Evaluate the torsion of the curve for the input u-parametrization

The definition of the torsion is given by equation 10.8 (Farin’s textbook)

Parameters:
uscalar or ndarray with shape (N,)

Scalar or array containing the u-parameter used to evaluate the torsion

Returns:
torsionscalar or ndarray with shape (N, )

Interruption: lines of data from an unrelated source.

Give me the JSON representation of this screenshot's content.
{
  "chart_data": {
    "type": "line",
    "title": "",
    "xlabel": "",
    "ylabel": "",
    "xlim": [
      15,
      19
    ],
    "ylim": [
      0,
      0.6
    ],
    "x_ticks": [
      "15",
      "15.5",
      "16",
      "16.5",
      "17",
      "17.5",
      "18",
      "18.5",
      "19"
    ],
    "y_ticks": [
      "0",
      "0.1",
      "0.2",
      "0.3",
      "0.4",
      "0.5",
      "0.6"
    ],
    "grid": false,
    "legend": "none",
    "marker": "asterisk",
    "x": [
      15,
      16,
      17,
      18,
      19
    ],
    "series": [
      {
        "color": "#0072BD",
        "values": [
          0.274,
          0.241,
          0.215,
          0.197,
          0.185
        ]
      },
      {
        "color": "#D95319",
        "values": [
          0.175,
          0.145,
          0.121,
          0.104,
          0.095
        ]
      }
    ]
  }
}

Scalar or array containing the torsion of the curve

get_value(u)[source]#

Evaluate the coordinates of the curve for the input u parametrization

Parameters:
uscalar or ndarray with shape (N,)

Parameter used to evaluate the curve

Returns:
Cndarray with shape (ndim, N)

Array containing the coordinates of the curve The first dimension of C spans the (x,y,z) coordinates The second dimension of C spans the u parametrization sample points

plot(fig=None, ax=None, curve=True, control_points=True, frenet_serret=False, axis_off=False, ticks_off=False)[source]#

Create a plot and return the figure and axes handles

plot_control_points(fig, ax, linewidth=1.25, linestyle='-.', color='red', markersize=5, markerstyle='o')[source]#

Plot the control points of the NURBS curve

plot_curvature(fig=None, ax=None, color='black', linestyle='-')[source]#
plot_curve(fig, ax, linewidth=1.5, linestyle='-', color='black', u1=0.0, u2=1.0)[source]#

Plot the coordinates of the NURBS curve

plot_frenet_serret(fig, ax, frame_number=5, frame_scale=0.1)[source]#

Plot some Frenet-Serret reference frames along the NURBS curve

plot_torsion(fig=None, ax=None, color='black', linestyle='-')[source]#
project_point_to_curve(P)[source]#

Solve the point projection problem for the prescribed point P

rescale_plot(fig, ax)[source]#

Adjust the aspect ratio of the figure

nurbspy.nurbs_curve.merge_nurbs_curves(nurbs_list)[source]#

Merge multiple NURBS curves into a single continuous curve with C⁰ continuity.

Parameters:
nurbs_listlist of NurbsCurve

List of NURBS curve instances to merge. All must have the same polynomial degree.

Returns:
mergedNurbsCurve

A new NURBS curve representing the concatenation of all input curves.

Notes

  • Each curve is mapped to a subinterval of [0, 1] with equal length.

  • Adjacent curves are connected with multiplicity p + 1 (C⁰ continuity).

  • A small epsilon offset is applied at internal joins to avoid Gmsh issues related to repeated knots with multiplicity exactly equal to degree.